Rouhani’s supporters have even broken the taboo of criticizing Iran’s military involvement in Syria. In a Rouhani campaign rally in Esfahan, the historic city in central Iran, Gholamhossein Karbaschi, Tehran former Mayor and a leading Rouhani supporter said, "We too want peace in Syria, Lebanon and Yemen to be restored, the oppressed to be defended, and the Shi’ites to be empowered. But these should not be done only by sending money and killing people … Our government should use its diplomatic power to resolve the regional issues." This angered the hardliners, to the extent that the judiciary opened a case against Karbaschi.
Rouhani has emphasized that the Iranian people demand freedom; they want the release of the leaders of Iran’s Green Movement, former Prime Minister Mir Hossein Mousavi and his wife Dr. Zahra Rahnavard, and former Speaker of parliament Mehdi Karroubi who have been under strict house arrest since February 2011, and that they do not want to go back to the failed policies of Ahmadinejad and other hardliners.
The contest is over Iran’s future. Raisi and the "deep state" that supports him advocate a hardline approach to the relation with the United States, Saudi Arabia, and Israel. Rouhani and his lieutenant want to build on the nuclear agreement to lessen tension with the United States, have called for negotiations with Saudi Arabia to calm the crisis between the two, and while they support President Bashar al-Assad in Syria, they have also advocated less reliance on force and more on diplomacy in order to end the war there. Domestically, Raisi has called for a rigid enforcement of his ultra-conservative interpretation of Islamic teaching, including limiting women’s rights, as well as tight control of the cyberspace. Rouhani and his team have relaxed and expanded the political arena, and have promised to continue doing so.
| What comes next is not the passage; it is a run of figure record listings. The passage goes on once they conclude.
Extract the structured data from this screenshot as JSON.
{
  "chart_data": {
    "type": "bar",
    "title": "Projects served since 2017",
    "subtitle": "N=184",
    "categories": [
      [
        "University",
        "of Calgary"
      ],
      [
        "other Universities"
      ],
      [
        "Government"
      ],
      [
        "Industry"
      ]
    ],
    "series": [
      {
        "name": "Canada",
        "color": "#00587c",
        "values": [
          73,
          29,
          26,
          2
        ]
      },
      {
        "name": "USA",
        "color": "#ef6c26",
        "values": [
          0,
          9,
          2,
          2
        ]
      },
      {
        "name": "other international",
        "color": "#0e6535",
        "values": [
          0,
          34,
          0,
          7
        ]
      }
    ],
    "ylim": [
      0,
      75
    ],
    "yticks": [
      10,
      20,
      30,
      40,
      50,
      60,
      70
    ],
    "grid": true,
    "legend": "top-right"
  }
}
The latest polls indicated that at least 72 percent of the eligible voters will cast their votes. But, after the last presidential debate, and the announcement that former Reformist president Mohammad Khatami, a hugely popular figure in Iran and Karroubi have both endorsed Rouhani, a higher percentage of the voters are expected to vote. If Iran’s elections history indicates anything, it is that when above 70 percent of the eligible voters cast their votes, Reformists win in a landslide. But, it remains to be seen whether history will repeat itself.